Benny Golson penned a moving ballad, and Jon Hendricks set the lyrics to I Remember Clifford. The tune is one of the most recorded of the Golson originals. Each musician attempts to put into it some of his own affection for its inspiration.
The Philadelphia musicians’ local Set up a memorial scholarship fund in memory of the artist.
Though Max Roach never has published or recorded a tune overtly suggesting a connection with his former partner, “I try to memorialize him in other ways,” he said. “I have written two things, however, with Brownie in mind. I did a thing called Tender Warriors,in which I tried to tell how I felt about both Brownie and Richie.

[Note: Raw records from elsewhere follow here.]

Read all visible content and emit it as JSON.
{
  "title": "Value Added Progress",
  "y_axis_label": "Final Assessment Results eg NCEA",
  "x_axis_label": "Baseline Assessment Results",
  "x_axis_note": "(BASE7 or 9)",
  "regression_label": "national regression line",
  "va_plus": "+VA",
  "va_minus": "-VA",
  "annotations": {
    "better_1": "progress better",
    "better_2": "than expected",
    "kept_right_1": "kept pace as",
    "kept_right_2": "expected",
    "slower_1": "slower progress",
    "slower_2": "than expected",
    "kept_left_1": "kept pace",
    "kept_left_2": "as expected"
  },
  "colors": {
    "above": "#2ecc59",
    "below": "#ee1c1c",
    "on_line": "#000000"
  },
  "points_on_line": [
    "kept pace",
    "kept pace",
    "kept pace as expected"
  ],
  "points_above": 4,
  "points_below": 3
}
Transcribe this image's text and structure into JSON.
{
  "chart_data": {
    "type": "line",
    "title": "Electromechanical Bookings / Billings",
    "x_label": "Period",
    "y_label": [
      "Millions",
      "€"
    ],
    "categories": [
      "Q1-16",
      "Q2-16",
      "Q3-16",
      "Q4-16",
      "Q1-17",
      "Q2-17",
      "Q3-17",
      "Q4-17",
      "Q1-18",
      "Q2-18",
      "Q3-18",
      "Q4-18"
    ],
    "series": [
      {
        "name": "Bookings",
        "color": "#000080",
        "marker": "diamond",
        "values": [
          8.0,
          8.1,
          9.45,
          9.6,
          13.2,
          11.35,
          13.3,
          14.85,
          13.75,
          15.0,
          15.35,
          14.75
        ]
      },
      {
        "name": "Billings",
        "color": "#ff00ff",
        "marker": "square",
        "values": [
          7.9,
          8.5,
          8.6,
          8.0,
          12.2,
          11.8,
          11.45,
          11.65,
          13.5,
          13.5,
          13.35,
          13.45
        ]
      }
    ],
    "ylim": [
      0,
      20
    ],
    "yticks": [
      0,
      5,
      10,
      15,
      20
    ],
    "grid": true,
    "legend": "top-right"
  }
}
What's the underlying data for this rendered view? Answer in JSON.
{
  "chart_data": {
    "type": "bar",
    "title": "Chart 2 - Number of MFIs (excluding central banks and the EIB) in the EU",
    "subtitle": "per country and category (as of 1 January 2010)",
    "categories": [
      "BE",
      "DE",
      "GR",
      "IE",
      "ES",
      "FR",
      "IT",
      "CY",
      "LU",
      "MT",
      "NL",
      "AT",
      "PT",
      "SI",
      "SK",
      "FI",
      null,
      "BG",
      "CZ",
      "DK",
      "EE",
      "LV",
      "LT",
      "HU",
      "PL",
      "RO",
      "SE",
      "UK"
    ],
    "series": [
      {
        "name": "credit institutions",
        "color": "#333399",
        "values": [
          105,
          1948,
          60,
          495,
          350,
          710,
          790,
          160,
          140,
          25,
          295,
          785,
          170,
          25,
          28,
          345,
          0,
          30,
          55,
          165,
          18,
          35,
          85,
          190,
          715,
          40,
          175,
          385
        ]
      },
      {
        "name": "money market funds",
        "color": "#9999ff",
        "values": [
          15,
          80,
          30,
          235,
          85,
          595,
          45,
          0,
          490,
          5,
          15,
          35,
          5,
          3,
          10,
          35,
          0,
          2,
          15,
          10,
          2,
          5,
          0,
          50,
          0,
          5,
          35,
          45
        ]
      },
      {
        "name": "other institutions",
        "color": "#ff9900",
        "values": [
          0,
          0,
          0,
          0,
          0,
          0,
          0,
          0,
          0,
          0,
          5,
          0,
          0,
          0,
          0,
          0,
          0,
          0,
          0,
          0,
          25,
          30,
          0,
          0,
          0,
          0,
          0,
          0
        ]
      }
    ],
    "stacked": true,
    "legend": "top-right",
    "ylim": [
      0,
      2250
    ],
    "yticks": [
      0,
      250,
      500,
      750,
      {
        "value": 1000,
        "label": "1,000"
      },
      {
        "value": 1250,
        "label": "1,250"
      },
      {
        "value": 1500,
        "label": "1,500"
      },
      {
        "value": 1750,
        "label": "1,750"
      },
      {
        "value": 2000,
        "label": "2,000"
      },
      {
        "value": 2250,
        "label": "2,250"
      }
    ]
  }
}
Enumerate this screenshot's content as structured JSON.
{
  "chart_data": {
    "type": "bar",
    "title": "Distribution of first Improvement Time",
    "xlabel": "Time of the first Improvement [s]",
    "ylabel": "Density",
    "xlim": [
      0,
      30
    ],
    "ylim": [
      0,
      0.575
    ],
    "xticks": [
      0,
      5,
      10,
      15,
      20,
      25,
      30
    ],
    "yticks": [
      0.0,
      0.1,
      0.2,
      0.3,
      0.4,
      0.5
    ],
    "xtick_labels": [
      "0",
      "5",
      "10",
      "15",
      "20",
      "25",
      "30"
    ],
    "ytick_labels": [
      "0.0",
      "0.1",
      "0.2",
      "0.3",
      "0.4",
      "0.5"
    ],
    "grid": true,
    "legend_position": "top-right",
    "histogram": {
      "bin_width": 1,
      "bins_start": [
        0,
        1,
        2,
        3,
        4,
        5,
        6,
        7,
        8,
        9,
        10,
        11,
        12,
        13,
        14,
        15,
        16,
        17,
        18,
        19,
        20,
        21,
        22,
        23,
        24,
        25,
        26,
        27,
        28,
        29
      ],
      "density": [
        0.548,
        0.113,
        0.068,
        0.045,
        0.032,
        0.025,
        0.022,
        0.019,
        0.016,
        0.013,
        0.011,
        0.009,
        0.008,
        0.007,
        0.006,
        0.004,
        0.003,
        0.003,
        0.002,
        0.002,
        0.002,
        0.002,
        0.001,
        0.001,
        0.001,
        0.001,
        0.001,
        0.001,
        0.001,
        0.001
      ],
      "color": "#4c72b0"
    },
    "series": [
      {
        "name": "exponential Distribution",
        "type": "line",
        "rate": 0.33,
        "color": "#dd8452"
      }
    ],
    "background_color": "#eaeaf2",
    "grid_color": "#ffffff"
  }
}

Then I have a new thing which I call Praise for a Martyr, which is really for Brownie.”
Out of the wreckage of the automobile tragedy has come a persistent trade rumor. In recent years, Roach has taken a more vocal stand on his rights as an individual and as a human being. His tactics are not always gentle or genteel. Quite often, he can become frightening in his rage. To many people, this behavior seems strange. Often one hears whispered authoritatively:
“You know Clifford Brown’s death really affected Max. He has never been the same.”
Roach does not deny the obvious personal sense of loss he feels when he remembers the days of companionship and musical compatibility he felt with Brownie. He categorically denies, however, that the trumpeter’s death has more than that to do with his present disgruntlement.
“I was not affected by Brownie’s death in that way at all,” Roach said. “What is affecting me now, and what has been affecting me more and more all the time, is the entire social atmosphere which breeds conditions such as I am forced to live in. Brownie’s death is a part of the whole mess. If conditions had been more just and equitable in this country, we wouldn’t have had to be jumping all over the country in cars, trying to make a living. We would have been able to work and be paid according to our contribution. We were doing it our way simply because we couldn’t afford to travel any other way.
Apparently, Brown shared some of this feeling with Roach.
“Are you kidding?” Roach shot back. “Of course, Brownie realized what was going on, and, in his way, he resented it. He was aware of Chet Baker. for instance, and the reception and the money he was making. We had been together for two years and were just beginning to make a little money when Brownie was killed. He never lived to really get any compensation for all that he did.”
Perhaps money eluded him, but Brown did live to receive international respect and recognition. He was awarded the Down BeatInternational Critics Poll new-star award in 1954. He enjoyed genuine affection among his fellow artists, and he lived to see his son, who was not yet a year old when Brown died.
TWENTY-FIVE YEARS is no long time. Many young men are still floundering at this age. Brown had developed into a real and permanent contributor, not only as a musician. Many artists have developed and some have burned out before 25. But Brown was a responsible social being.
No one can know how that first accident, in 1950, affected the trumpeter emotionally. It may be significant, however, that he made no attempt to return to school to prepare for a long-range career. He plunged headlong into the exercise of his best-known craft, assumed a co-leadership with Roach, married, and secured the future of his loved ones by heavily insuring his own life. And he lived an exemplary life.
There is little wailing and weeping over the death of Brownie, there is just recognition of a dull void for his absence and thanksgiving that he passed this way at all.